I write $\beta:=I$ and $\gamma:=J$. I hope the definition of image given in your book is the same as mine, namely the image of a subobject (~mono) $S$ under a morphism $\phi$ is the least subobject of the codomain of $\phi$ through which $\phi\circ\overline{S}$ factors, where $\overline{S}\in S$.
Assume we know
$\exists x(\alpha(x)\wedge f(x)=y) \dashv\vdash_{y:Y}\quad \beta(y)$ and $\exists y(\beta(y)\wedge g(y)=z) \dashv\vdash_{z:Z}\quad \gamma(z)$. We then want to prove two things. The first is that $\exists x(\alpha(x)\wedge g(f(x))=z)\vdash_{z:Z}\quad \gamma(z)$, the second that $\gamma(z)\vdash_{z:Z} \quad \exists x(\alpha(x)\wedge g(f(x))=z)$.
For the first we have the following.
$\alpha(x)\wedge g(f(x))=z$
$\vdash_{x:X,z:Z} \quad\alpha(x)\wedge g(f(x))=z \wedge f(x)=f(x)$
$\vdash_{x:X,z:Z}\quad \alpha(x)\wedge g(f(x))=z \wedge \beta(f(x))$
$\vdash_{x:X,z:Z}\quad \gamma(g(f(x)))$. Therefore $\alpha(x)\wedge g(f(x))=z\vdash_{x:X,z:Z}\quad \gamma(z)$ and hence $\exists x(\alpha(x)\wedge g(f(x))=z)\vdash_{z:Z}\quad \gamma(z)$.
The second also holds.
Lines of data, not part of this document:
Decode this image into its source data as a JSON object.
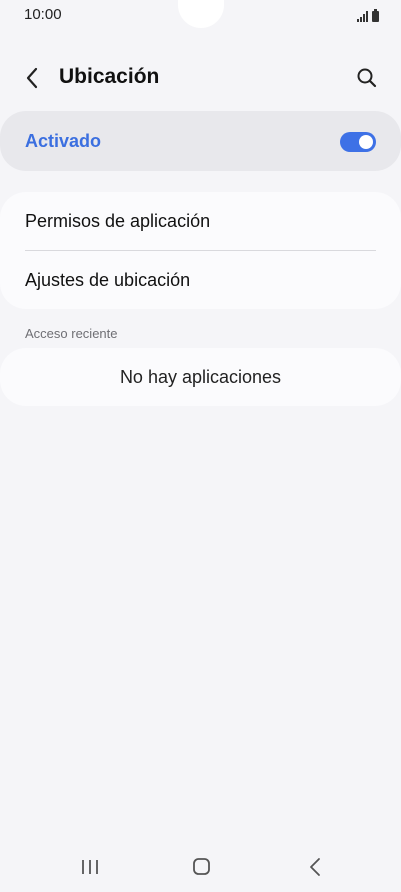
{
  "status_bar": {
    "time": "10:00",
    "icons": [
      "signal-icon",
      "battery-icon"
    ]
  },
  "header": {
    "title": "Ubicación",
    "back_icon": "chevron-left-icon",
    "search_icon": "search-icon"
  },
  "location_toggle": {
    "label": "Activado",
    "state": "on",
    "accent_color": "#3e71e6"
  },
  "settings": {
    "items": [
      {
        "label": "Permisos de aplicación"
      },
      {
        "label": "Ajustes de ubicación"
      }
    ]
  },
  "recent_access": {
    "section_label": "Acceso reciente",
    "empty_text": "No hay aplicaciones"
  },
  "nav_bar": {
    "icons": [
      "recent-apps-icon",
      "home-icon",
      "back-icon"
    ]
  }
}
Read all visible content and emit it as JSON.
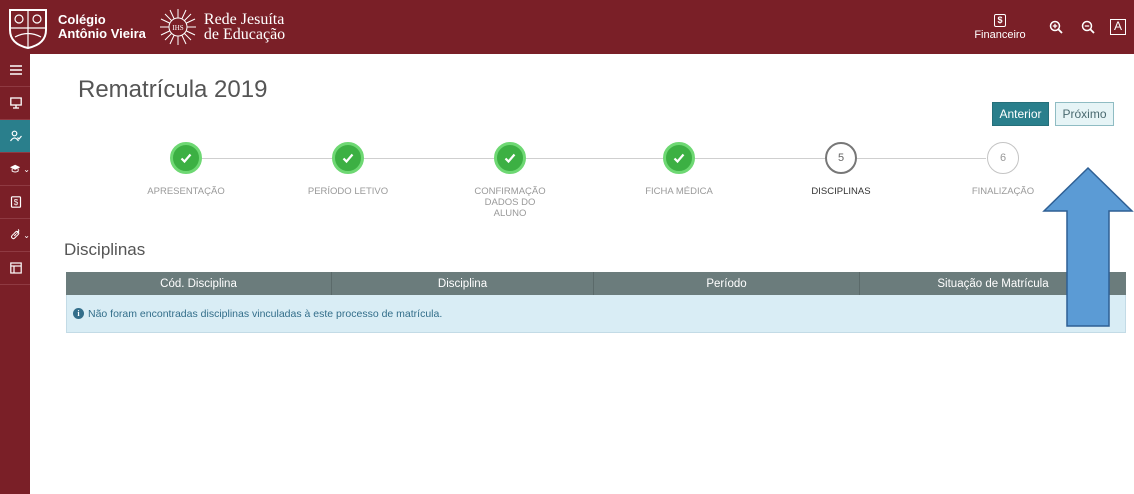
{
  "header": {
    "school_line1": "Colégio",
    "school_line2": "Antônio Vieira",
    "network_line1": "Rede Jesuíta",
    "network_line2": "de Educação",
    "logo_text": "IHS",
    "financeiro_label": "Financeiro",
    "font_button_label": "A"
  },
  "sidebar": {
    "items": [
      {
        "icon": "menu-icon"
      },
      {
        "icon": "monitor-icon"
      },
      {
        "icon": "user-check-icon"
      },
      {
        "icon": "graduation-cap-icon"
      },
      {
        "icon": "dollar-doc-icon"
      },
      {
        "icon": "link-icon"
      },
      {
        "icon": "table-icon"
      }
    ]
  },
  "page": {
    "title": "Rematrícula 2019",
    "prev_button": "Anterior",
    "next_button": "Próximo",
    "section_title": "Disciplinas"
  },
  "steps": [
    {
      "label": "APRESENTAÇÃO",
      "state": "done"
    },
    {
      "label": "PERÍODO LETIVO",
      "state": "done"
    },
    {
      "label": "CONFIRMAÇÃO\nDADOS DO\nALUNO",
      "state": "done"
    },
    {
      "label": "FICHA MÉDICA",
      "state": "done"
    },
    {
      "label": "DISCIPLINAS",
      "number": "5",
      "state": "current"
    },
    {
      "label": "FINALIZAÇÃO",
      "number": "6",
      "state": "todo"
    }
  ],
  "table": {
    "columns": [
      "Cód. Disciplina",
      "Disciplina",
      "Período",
      "Situação de Matrícula"
    ],
    "empty_message": "Não foram encontradas disciplinas vinculadas à este processo de matrícula."
  },
  "colors": {
    "brand": "#7a1f27",
    "accent": "#2a7f8c",
    "success": "#3cb043",
    "arrow_fill": "#5b9bd5"
  }
}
First note that $\beta \wedge g(y)=z$
$\vdash_{y:Y,z:Z}\quad \exists x(\alpha(x)\wedge f(x)=y)\wedge g(y)=z$
$\vdash_{y:Y,z:Z}\quad \exists x(\alpha(x)\wedge f(x)=y\wedge g(y)=z)$
$\vdash_{y:Y,z:Z}\quad \exists x(\alpha(x)\wedge g(f(x))=z)$ from which we may conclude that $\gamma(z)\vdash_{z:Z} \quad \exists y(\beta(y)\wedge g(y)=z)\vdash_{z:Z} \quad \exists x(\alpha(x)\wedge g(f(x))=z)$.